5) Parce que la drogue.

De l’overdose à la délinquance, Trainspotting ne t’épargne rien de la consommation d’héroïne et de tout ce qui va avec. Ni le douloureux sevrage, ni l’euphorie momentanée, ni les vies qui volent en éclats. Sans jamais tomber dans l’apologie ni dans le pathos misérabiliste, comme on peut parfois le déplorer pour d’autres films sur la question, comme Requiem for a dream ou Moi Christiane F., 13 ans, droguée, prostituée… Ce qui nous amène à la deuxième étape du périple, à la radio cette fois :

… à ToxCity 

Si ce n’est pas déjà fait, il faut écouter Toxcity : une histoire orale de l’héroïne à Liège. Ici, on n’est plus dans la fiction. Et ça nous touche de près, nous les liégeois-e-s.
Toxcity, ce n’est pas une chanson de System of a Down, mais le petit surnom doux-amer donné à notre ville où la consommation de drogues dures a une histoire bien ancrée. Toxcity, c’est aussi et surtout un superbe documentaire radiophonique en trois temps sur la toxicomanie et la consommation d’héroïne à Liège, réalisé en co-production avec d’Une Certaine Gaité asbl et qui avait en 2014 fait l’objet de plusieurs écoutes publiques.
En général, on parle surtout d’initiatives sympas, de restos cool et de gens inspirants. Liège, c’est aussi ça. Certes, c’est moins glamour et indubitablement moins vendeur, mais c’est une réalité qu’il n’est pas forcément bon de toujours vouloir édulcorer. De très près ou de très loin, beaucoup sont concernés.

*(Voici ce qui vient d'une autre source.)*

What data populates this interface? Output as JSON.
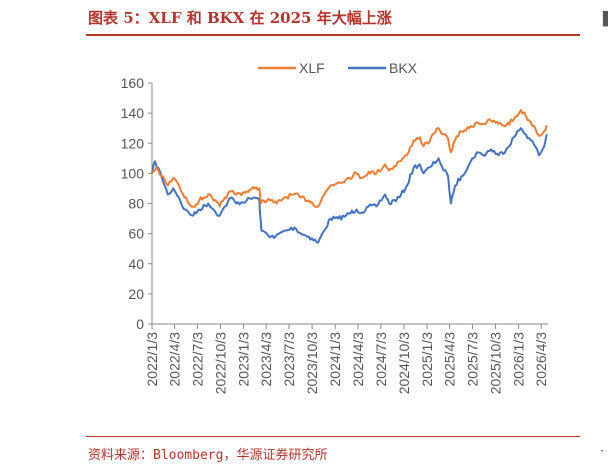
{
  "header": {
    "title": "图表 5：XLF 和 BKX 在 2025 年大幅上涨"
  },
  "footer": {
    "source": "资料来源：Bloomberg，华源证券研究所"
  },
  "colors": {
    "accent": "#b5332a",
    "xlf": "#ed7d31",
    "bkx": "#4472c4"
  },
  "chart_data": {
    "type": "line",
    "legend_position": "top-center",
    "ylim": [
      0,
      160
    ],
    "yticks": [
      0,
      20,
      40,
      60,
      80,
      100,
      120,
      140,
      160
    ],
    "xlim": [
      "2022/1/3",
      "2026/4/30"
    ],
    "xticks": [
      "2022/1/3",
      "2022/4/3",
      "2022/7/3",
      "2022/10/3",
      "2023/1/3",
      "2023/4/3",
      "2023/7/3",
      "2023/10/3",
      "2024/1/3",
      "2024/4/3",
      "2024/7/3",
      "2024/10/3",
      "2025/1/3",
      "2025/4/3",
      "2025/7/3",
      "2025/10/3",
      "2026/1/3",
      "2026/4/3"
    ],
    "grid": false,
    "series": [
      {
        "name": "XLF",
        "color": "#ed7d31",
        "points": [
          [
            "2022/1/3",
            100
          ],
          [
            "2022/1/20",
            104
          ],
          [
            "2022/2/10",
            98
          ],
          [
            "2022/3/7",
            92
          ],
          [
            "2022/3/29",
            97
          ],
          [
            "2022/4/20",
            92
          ],
          [
            "2022/5/12",
            84
          ],
          [
            "2022/6/16",
            78
          ],
          [
            "2022/7/10",
            82
          ],
          [
            "2022/8/15",
            86
          ],
          [
            "2022/9/5",
            82
          ],
          [
            "2022/9/30",
            78
          ],
          [
            "2022/10/20",
            84
          ],
          [
            "2022/11/15",
            88
          ],
          [
            "2022/12/5",
            86
          ],
          [
            "2023/1/15",
            88
          ],
          [
            "2023/2/15",
            90
          ],
          [
            "2023/3/7",
            90
          ],
          [
            "2023/3/13",
            80
          ],
          [
            "2023/3/24",
            82
          ],
          [
            "2023/4/20",
            82
          ],
          [
            "2023/5/15",
            80
          ],
          [
            "2023/6/15",
            84
          ],
          [
            "2023/7/20",
            86
          ],
          [
            "2023/8/20",
            84
          ],
          [
            "2023/9/20",
            82
          ],
          [
            "2023/10/27",
            78
          ],
          [
            "2023/11/20",
            86
          ],
          [
            "2023/12/15",
            92
          ],
          [
            "2024/1/15",
            94
          ],
          [
            "2024/2/15",
            96
          ],
          [
            "2024/3/28",
            100
          ],
          [
            "2024/4/18",
            97
          ],
          [
            "2024/5/15",
            101
          ],
          [
            "2024/6/15",
            100
          ],
          [
            "2024/7/20",
            106
          ],
          [
            "2024/8/5",
            102
          ],
          [
            "2024/9/15",
            108
          ],
          [
            "2024/10/15",
            112
          ],
          [
            "2024/11/11",
            122
          ],
          [
            "2024/12/5",
            124
          ],
          [
            "2024/12/20",
            118
          ],
          [
            "2025/1/15",
            122
          ],
          [
            "2025/2/18",
            130
          ],
          [
            "2025/3/10",
            126
          ],
          [
            "2025/3/28",
            123
          ],
          [
            "2025/4/8",
            114
          ],
          [
            "2025/4/25",
            122
          ],
          [
            "2025/5/20",
            128
          ],
          [
            "2025/6/20",
            130
          ],
          [
            "2025/7/20",
            134
          ],
          [
            "2025/8/15",
            133
          ],
          [
            "2025/9/15",
            135
          ],
          [
            "2025/10/15",
            133
          ],
          [
            "2025/11/15",
            132
          ],
          [
            "2025/12/15",
            136
          ],
          [
            "2026/1/12",
            142
          ],
          [
            "2026/2/1",
            138
          ],
          [
            "2026/2/20",
            134
          ],
          [
            "2026/3/10",
            130
          ],
          [
            "2026/3/25",
            125
          ],
          [
            "2026/4/15",
            128
          ],
          [
            "2026/4/25",
            132
          ]
        ]
      },
      {
        "name": "BKX",
        "color": "#4472c4",
        "points": [
          [
            "2022/1/3",
            100
          ],
          [
            "2022/1/15",
            108
          ],
          [
            "2022/2/10",
            98
          ],
          [
            "2022/3/7",
            86
          ],
          [
            "2022/3/29",
            90
          ],
          [
            "2022/4/20",
            84
          ],
          [
            "2022/5/12",
            76
          ],
          [
            "2022/6/16",
            72
          ],
          [
            "2022/7/10",
            76
          ],
          [
            "2022/8/15",
            80
          ],
          [
            "2022/9/5",
            76
          ],
          [
            "2022/9/30",
            72
          ],
          [
            "2022/10/20",
            78
          ],
          [
            "2022/11/15",
            84
          ],
          [
            "2022/12/5",
            80
          ],
          [
            "2023/1/15",
            82
          ],
          [
            "2023/2/15",
            84
          ],
          [
            "2023/3/7",
            82
          ],
          [
            "2023/3/10",
            72
          ],
          [
            "2023/3/15",
            62
          ],
          [
            "2023/4/5",
            60
          ],
          [
            "2023/5/4",
            57
          ],
          [
            "2023/5/25",
            60
          ],
          [
            "2023/6/20",
            62
          ],
          [
            "2023/7/25",
            64
          ],
          [
            "2023/8/20",
            60
          ],
          [
            "2023/9/20",
            58
          ],
          [
            "2023/10/27",
            54
          ],
          [
            "2023/11/20",
            62
          ],
          [
            "2023/12/15",
            70
          ],
          [
            "2024/1/15",
            70
          ],
          [
            "2024/2/15",
            72
          ],
          [
            "2024/3/28",
            76
          ],
          [
            "2024/4/18",
            74
          ],
          [
            "2024/5/15",
            78
          ],
          [
            "2024/6/15",
            78
          ],
          [
            "2024/7/20",
            86
          ],
          [
            "2024/8/5",
            80
          ],
          [
            "2024/9/15",
            84
          ],
          [
            "2024/10/15",
            92
          ],
          [
            "2024/11/11",
            104
          ],
          [
            "2024/12/5",
            106
          ],
          [
            "2024/12/20",
            100
          ],
          [
            "2025/1/15",
            104
          ],
          [
            "2025/2/18",
            110
          ],
          [
            "2025/3/10",
            102
          ],
          [
            "2025/3/28",
            98
          ],
          [
            "2025/4/8",
            80
          ],
          [
            "2025/4/25",
            92
          ],
          [
            "2025/5/20",
            98
          ],
          [
            "2025/6/20",
            106
          ],
          [
            "2025/7/20",
            114
          ],
          [
            "2025/8/15",
            112
          ],
          [
            "2025/9/15",
            116
          ],
          [
            "2025/10/15",
            112
          ],
          [
            "2025/11/15",
            116
          ],
          [
            "2025/12/15",
            124
          ],
          [
            "2026/1/12",
            130
          ],
          [
            "2026/2/1",
            126
          ],
          [
            "2026/2/20",
            122
          ],
          [
            "2026/3/10",
            118
          ],
          [
            "2026/3/25",
            112
          ],
          [
            "2026/4/15",
            118
          ],
          [
            "2026/4/25",
            126
          ]
        ]
      }
    ]
  }
}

Dans la veine d’un Crackopolis d’Arte Radio, en moins romancé, Toxcity montre avec brio à quel point la drogue habite la ville à différentes échelles. Liège est pour ainsi dire le protagoniste principal du documentaire : les acteurs, consommateurs ou pas, se croisent et se répondent indirectement dans des capsules sonores qui vont de l’intimité de l’habitation aux rues arpentées, des individus aux institutions. Pour peu, on reconnaîtrait le bruit des pas sur les pavés et les âmes égarées le long des quais.

En quelque sorte, c’est aussi une sorte de carte postale sonore et surtout, c’est celle de notre ville et d’un de ses aspects complexe et controversé. Je le répète : il faut l’écouter (ici).

Ce n’est pas un secret : à sujets graves, petits bijoux artistiques (de fiction ou pas) créés.

Si Trainspotting2 t’intéresse, tu peux toujours le voir pendant deux semaines à la Sauvenière -parce que bon, il est très sympa aussi quand même.